Affymetrix Microarray Sequences Complete Mitochondrial Genome
Product News Dec 21, 2005
Affymetrix Inc. has announced the launch of the GeneChip® Human Mitochondrial Resequencing Array 2.0, enabling researchers to analyze the entire sequence of the mitochondrial genome in a single 48 hour experiment.
The microarray interrogates all 16,500 bases of the human mitochondrial genome with only three polymerase chain reactions (PCR), providing scientists with the efficient method for detecting variants associated with genetic disease, forensics, population studies or stem cells.
"We get sequence data from the Affymetrix GeneChip Human Mitochondrial Array about ten times faster than we do with conventional methods," said Bert Smeets, Ph.D., associate professor of Genetics at Maastricht University.
"Using the array in our studies of complex mitochondrial disease, we've discovered five known pathogenic mutations and more than 70 previously unknown genetic variations in patients, which allow us to explain the pathology in about 25 percent of the patients."
"The whole-genome approach is helping us to understand this disease at a level of detail never before possible."
"There's an obvious increase in the number of mutations that can be detected with the second generation GeneChip mitochondrial array," said Joseph Califano, M.D., associate professor of otolaryngology at Johns Hopkins University.

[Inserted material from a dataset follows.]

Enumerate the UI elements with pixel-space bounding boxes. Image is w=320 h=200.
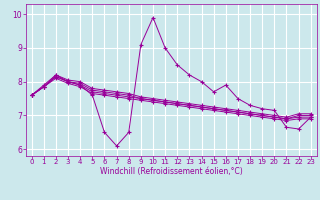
X-axis label: Windchill (Refroidissement éolien,°C): Windchill (Refroidissement éolien,°C) [100,167,243,176]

"To date, we've sequenced about 85 head-neck tumors with matching white blood cell DNA from those patients. So far, we've found a pretty impressive somatic mutation rate of close to 50 percent in these tumors."
"The robust Affymetrix GeneChip Human Mitochondrial Resequencing Array 2.0 provides a complete picture of variation in the mitochondrial genome, while significantly reducing the time, labor and cost involved in sample preparation," said Greg Yap, vice president of DNA Products at Affymetrix.
"We anticipate that access to complete sequence information for mitochondria on a single array will lead to new discoveries in a wide range of fields including disease genetics, forensic identification and population genetics."